Interview mit Drik Brügge Unabhängiger von China? „Wir haben die Flächen!“
Grevenbroich/Kaarst · In dieser Woche war es so weit: In Sachen Hyper-Scaler konnten die Unterschriften unter die Verträge mit „Microsoft“ gesetzt werden. Schon der Grundstücksverkauf „Am Gasthaus“ bringt der Stadt einen satten Gewinn. Doch damit ist das Ende der Fahnenstange noch lange nicht erreicht, ist sich Kreisdirektor Dirk Brügge sicher. Er entwirft das Bild einer hyper-modernen Zukunft für die gesamte Region ...
Im Blickpunkt steht dabei aktuell das Frimmersdorfer Kraftwerksgelände, für das die „digitale Zukunft“ gesichert scheint: „IT-NRW“ wird dort einziehen. Und ein weiterer Hyper-Scaler ist schon im Gespräch. „Das sieht gut aus“, freut sich der Kreisdirektor, der anfügt, dass auch diese Ansiedlung „bis Ende des Jahres vertragsreif“ sein soll.
Brügge macht dabei deutlich, wie schnell und konkret dort ge- und verhandelt wurde: 2017 seien die Frimmersdorfer Anlagen abgeschaltet, 2019 auch aus der Notreserve herausgenommen worden.
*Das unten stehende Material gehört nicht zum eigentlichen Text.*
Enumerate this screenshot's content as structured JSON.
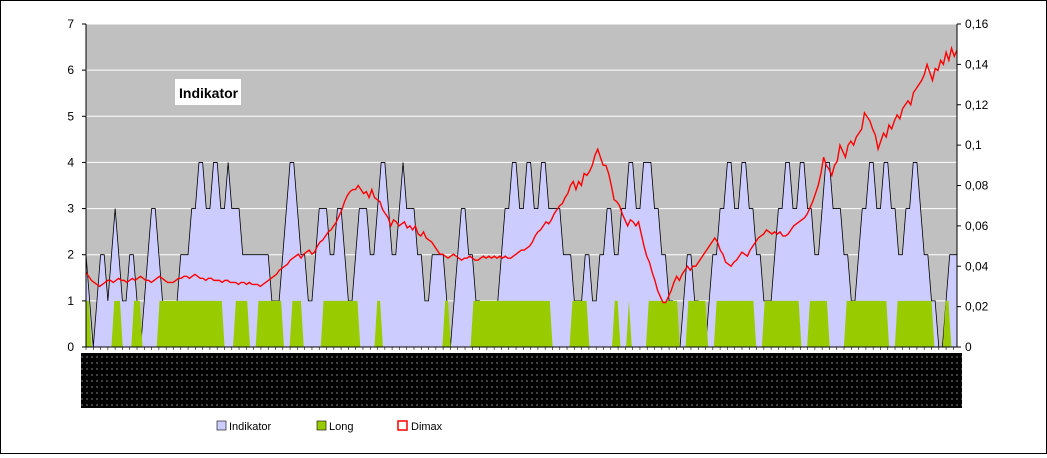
{
  "chart_data": {
    "type": "area",
    "title": "Indikator",
    "left_axis": {
      "ylim": [
        0,
        7
      ],
      "ticks": [
        "0",
        "1",
        "2",
        "3",
        "4",
        "5",
        "6",
        "7"
      ]
    },
    "right_axis": {
      "ylim": [
        0,
        0.16
      ],
      "ticks": [
        "0",
        "0,02",
        "0,04",
        "0,06",
        "0,08",
        "0,1",
        "0,12",
        "0,14",
        "0,16"
      ]
    },
    "grid": true,
    "legend_position": "bottom",
    "colors": {
      "plot_bg": "#c0c0c0",
      "indikator_fill": "#ccccff",
      "long_fill": "#99cc00",
      "dimax_line": "#ff0000"
    },
    "series": [
      {
        "name": "Indikator",
        "axis": "left",
        "kind": "area",
        "values": [
          2,
          1,
          0,
          1,
          2,
          2,
          1,
          2,
          3,
          2,
          1,
          1,
          2,
          2,
          1,
          0,
          1,
          2,
          3,
          3,
          2,
          1,
          0,
          0,
          0,
          1,
          2,
          2,
          2,
          3,
          3,
          4,
          4,
          3,
          3,
          4,
          4,
          3,
          3,
          4,
          3,
          3,
          3,
          2,
          2,
          2,
          2,
          2,
          2,
          2,
          2,
          1,
          1,
          1,
          2,
          3,
          4,
          4,
          3,
          2,
          2,
          1,
          1,
          2,
          3,
          3,
          3,
          2,
          2,
          3,
          3,
          2,
          1,
          1,
          2,
          3,
          3,
          3,
          2,
          2,
          3,
          4,
          4,
          3,
          2,
          2,
          3,
          4,
          3,
          3,
          3,
          2,
          2,
          1,
          1,
          2,
          2,
          2,
          2,
          1,
          0,
          1,
          2,
          3,
          3,
          2,
          2,
          1,
          1,
          0,
          0,
          0,
          0,
          1,
          2,
          3,
          3,
          4,
          4,
          3,
          3,
          4,
          4,
          3,
          3,
          4,
          4,
          3,
          3,
          3,
          3,
          2,
          2,
          2,
          1,
          1,
          1,
          2,
          2,
          1,
          1,
          2,
          2,
          3,
          3,
          2,
          2,
          3,
          3,
          4,
          4,
          3,
          3,
          4,
          4,
          4,
          3,
          3,
          2,
          2,
          1,
          1,
          0,
          0,
          1,
          2,
          2,
          1,
          1,
          0,
          0,
          1,
          2,
          2,
          3,
          3,
          4,
          4,
          3,
          3,
          4,
          4,
          3,
          3,
          2,
          2,
          1,
          1,
          1,
          2,
          3,
          3,
          4,
          4,
          3,
          3,
          4,
          4,
          3,
          3,
          2,
          2,
          3,
          4,
          4,
          3,
          3,
          3,
          2,
          2,
          1,
          1,
          2,
          3,
          3,
          4,
          4,
          3,
          3,
          4,
          4,
          3,
          3,
          2,
          2,
          3,
          3,
          4,
          4,
          3,
          2,
          2,
          1,
          1,
          0,
          0,
          1,
          2,
          2,
          2
        ]
      },
      {
        "name": "Long",
        "axis": "left",
        "kind": "area",
        "values": [
          1,
          1,
          0,
          0,
          0,
          0,
          0,
          0,
          0,
          0,
          1,
          1,
          1,
          0,
          0,
          0,
          0,
          1,
          1,
          1,
          0,
          0,
          0,
          0,
          0,
          0,
          1,
          1,
          1,
          1,
          1,
          1,
          1,
          1,
          1,
          1,
          1,
          1,
          1,
          1,
          1,
          1,
          1,
          1,
          1,
          1,
          1,
          1,
          1,
          0,
          0,
          0,
          0,
          1,
          1,
          1,
          1,
          1,
          0,
          0,
          0,
          1,
          1,
          1,
          1,
          1,
          1,
          1,
          1,
          1,
          0,
          0,
          0,
          1,
          1,
          1,
          1,
          0,
          0,
          0,
          0,
          0,
          0,
          0,
          1,
          1,
          1,
          1,
          1,
          1,
          1,
          1,
          1,
          1,
          1,
          1,
          1,
          0,
          0,
          0,
          0,
          0,
          0,
          1,
          1,
          0,
          0,
          0,
          0,
          0,
          0,
          0,
          0,
          0,
          0,
          0,
          0,
          0,
          0,
          0,
          0,
          0,
          0,
          0,
          0,
          0,
          0,
          1,
          1,
          0,
          0,
          0,
          0,
          0,
          0,
          0,
          0,
          1,
          1,
          1,
          1,
          1,
          1,
          1,
          1,
          1,
          1,
          1,
          1,
          1,
          1,
          1,
          1,
          1,
          1,
          1,
          1,
          1,
          1,
          1,
          1,
          1,
          1,
          1,
          1,
          0,
          0,
          0,
          0,
          0,
          0,
          0,
          1,
          1,
          1,
          1,
          1,
          1,
          0,
          0,
          0,
          0,
          0,
          0,
          0,
          0,
          0,
          1,
          1,
          0,
          0,
          0,
          1,
          0,
          0,
          0,
          0,
          0,
          0,
          1,
          1,
          1,
          1,
          1,
          1,
          1,
          1,
          1,
          1,
          1,
          0,
          0,
          0,
          1,
          1,
          1,
          1,
          1,
          1,
          1,
          0,
          0,
          0,
          1,
          1,
          1,
          1,
          1,
          1,
          1,
          1,
          1,
          1,
          1,
          1,
          1,
          1,
          0,
          0,
          0,
          1,
          1,
          1,
          1,
          1,
          1,
          1,
          1,
          1,
          1,
          1,
          1,
          1,
          0,
          0,
          0,
          1,
          1,
          1,
          1,
          1,
          1,
          1,
          0,
          0,
          0,
          0,
          0,
          0,
          1,
          1,
          1,
          1,
          1,
          1,
          1,
          1,
          1,
          1,
          1,
          1,
          1,
          1,
          1,
          0,
          0,
          0,
          1,
          1,
          1,
          1,
          1,
          1,
          1,
          1,
          1,
          1,
          1,
          1,
          1,
          0,
          0,
          0,
          0,
          1,
          1,
          0,
          0,
          0
        ]
      },
      {
        "name": "Dimax",
        "axis": "right",
        "kind": "line",
        "values": [
          0.037,
          0.035,
          0.033,
          0.032,
          0.031,
          0.03,
          0.031,
          0.032,
          0.033,
          0.033,
          0.032,
          0.033,
          0.034,
          0.033,
          0.033,
          0.032,
          0.033,
          0.034,
          0.033,
          0.034,
          0.035,
          0.034,
          0.033,
          0.033,
          0.032,
          0.033,
          0.034,
          0.035,
          0.034,
          0.033,
          0.032,
          0.032,
          0.032,
          0.033,
          0.034,
          0.034,
          0.035,
          0.035,
          0.034,
          0.035,
          0.036,
          0.035,
          0.034,
          0.034,
          0.033,
          0.034,
          0.034,
          0.033,
          0.033,
          0.033,
          0.032,
          0.033,
          0.033,
          0.032,
          0.032,
          0.032,
          0.031,
          0.032,
          0.032,
          0.031,
          0.032,
          0.031,
          0.031,
          0.031,
          0.03,
          0.031,
          0.032,
          0.033,
          0.034,
          0.035,
          0.036,
          0.038,
          0.039,
          0.04,
          0.041,
          0.043,
          0.044,
          0.045,
          0.046,
          0.044,
          0.046,
          0.047,
          0.048,
          0.046,
          0.047,
          0.05,
          0.052,
          0.053,
          0.055,
          0.057,
          0.058,
          0.06,
          0.062,
          0.065,
          0.068,
          0.072,
          0.075,
          0.077,
          0.078,
          0.078,
          0.08,
          0.078,
          0.076,
          0.077,
          0.074,
          0.078,
          0.074,
          0.073,
          0.072,
          0.068,
          0.066,
          0.064,
          0.06,
          0.063,
          0.062,
          0.06,
          0.061,
          0.062,
          0.059,
          0.06,
          0.058,
          0.06,
          0.056,
          0.055,
          0.057,
          0.054,
          0.053,
          0.052,
          0.05,
          0.048,
          0.046,
          0.046,
          0.045,
          0.044,
          0.045,
          0.046,
          0.045,
          0.044,
          0.043,
          0.044,
          0.044,
          0.045,
          0.044,
          0.043,
          0.043,
          0.044,
          0.045,
          0.044,
          0.045,
          0.044,
          0.045,
          0.044,
          0.045,
          0.044,
          0.045,
          0.044,
          0.044,
          0.045,
          0.046,
          0.047,
          0.048,
          0.048,
          0.049,
          0.05,
          0.052,
          0.055,
          0.057,
          0.058,
          0.06,
          0.062,
          0.061,
          0.063,
          0.066,
          0.068,
          0.07,
          0.071,
          0.074,
          0.076,
          0.08,
          0.082,
          0.078,
          0.082,
          0.08,
          0.086,
          0.085,
          0.087,
          0.09,
          0.095,
          0.098,
          0.094,
          0.09,
          0.09,
          0.086,
          0.08,
          0.073,
          0.072,
          0.07,
          0.066,
          0.063,
          0.06,
          0.063,
          0.062,
          0.06,
          0.062,
          0.056,
          0.05,
          0.045,
          0.042,
          0.037,
          0.033,
          0.028,
          0.025,
          0.022,
          0.022,
          0.025,
          0.028,
          0.032,
          0.035,
          0.033,
          0.036,
          0.038,
          0.04,
          0.038,
          0.04,
          0.04,
          0.042,
          0.044,
          0.046,
          0.048,
          0.05,
          0.052,
          0.054,
          0.052,
          0.048,
          0.046,
          0.042,
          0.041,
          0.04,
          0.042,
          0.043,
          0.045,
          0.047,
          0.046,
          0.045,
          0.048,
          0.05,
          0.052,
          0.054,
          0.055,
          0.056,
          0.058,
          0.057,
          0.056,
          0.057,
          0.056,
          0.057,
          0.055,
          0.055,
          0.056,
          0.058,
          0.06,
          0.061,
          0.062,
          0.063,
          0.064,
          0.066,
          0.069,
          0.072,
          0.076,
          0.08,
          0.086,
          0.094,
          0.09,
          0.088,
          0.085,
          0.09,
          0.092,
          0.1,
          0.097,
          0.094,
          0.1,
          0.102,
          0.1,
          0.104,
          0.106,
          0.108,
          0.116,
          0.114,
          0.112,
          0.108,
          0.105,
          0.098,
          0.102,
          0.106,
          0.104,
          0.11,
          0.108,
          0.112,
          0.115,
          0.113,
          0.118,
          0.12,
          0.122,
          0.12,
          0.126,
          0.128,
          0.13,
          0.132,
          0.135,
          0.14,
          0.136,
          0.132,
          0.138,
          0.137,
          0.142,
          0.14,
          0.146,
          0.142,
          0.148,
          0.144,
          0.147
        ]
      }
    ]
  }
}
Bis Ende 2025 könnte das dortige Gelände „digital voll“ sein.
Während des Strukturwandels in Richtung digitale Wirtschaft sei zudem die Idee aufgekommen, im „Rheinischen Revier“ auch ein Zentrum der Halbleiter-Industrie zu etablieren. Ein gesondertes Gutachten, das in diesen Tagen fertiggestellt sein soll, sieht beste Voraussetzungen dafür: „Laut Studie der ,NMWP Management’ besitzt der Rhein-Kreis ein außerordentliches Potenzial, Unternehmen der Halbleiterindustrie anzusiedeln und ein einzigartiges Halbleiter-Ökosystem entstehen zu lassen“, so Brügge.
Dabei geht es nicht um eine „Mega-Fab“ (Super-Fabrik), wie sie im Osten des Landes aktuell zu scheitern droht, sondern um mehrere kleinere, bedarfsangepasste Produktionsstätten für Chips und Wafer.
Die gesamte Politik – von der EU über Bund bis Land – hätte es sich auf die Fahnen geschrieben, bei der Chips-Herstellung unabhängiger vom asiatischen Markt zu werden. Die ständig zunehmende Digitalisierung unseres Alltages würde ein weiteres tun: „Alles ist irgendwie mit Halbleitern besetzt“, bringt es der Kreisdirektor klar auf den Punkt. Und diese Halbleiter müssten nicht nur produziert, sondern auch designet und programmiert werden.
Ein weiterer Vorteil: In direkter Nähe des Rhein-Kreises liegen zusätzlich forschungs- und industriestarke Halbleiter-Regionen in den Niederlanden (Raum Eindhoven) sowie Belgien (Raum Löwen).
Fast noch wichtiger: Im Kreis stehen Flächen zur Verfügung, die schnell entsprechend überplant werden könnten. Und die in Sachen Infrastruktur (Strom- und andere Leitungen) bestens ausgestattet sind.
In Frage kommen die so genannte „Starterfläche“ zwischen Rommerskirchen und Grevenbroich, eine Fläche in Kaarst sowie das Elsbachtal (Ost und West) in Jüchen.
Der Kreisdirektor ist sich sicher, dass am Ende zahlreiche neue Arbeitsplätze stehen. Und das auf vielen Ebenen: Handwerker, Ingenieure, Naturwissenschaftler und Software-Gestalter. Zwei- bis dreitausend könnten das schon werden, überlegt Brügge im Interview.
Mit dem fertigen Gutachten will er (zusammen mit vielen anderen Beteiligten) in die Werbung gehen. „Das ist kein Schnellläufer. Bis 2030 muss man schon rechnen, bis man in den konkreten Ausbau gehen kann“, betont er. Und das nächste Zukunftsthema hat der Kreisdirektor auch schon auf der Agenda: Wasserstoff als Energiequelle der Zukunft. Hier wurde diese Woche eine „Wasserstoff-Roadmap“ gestartet.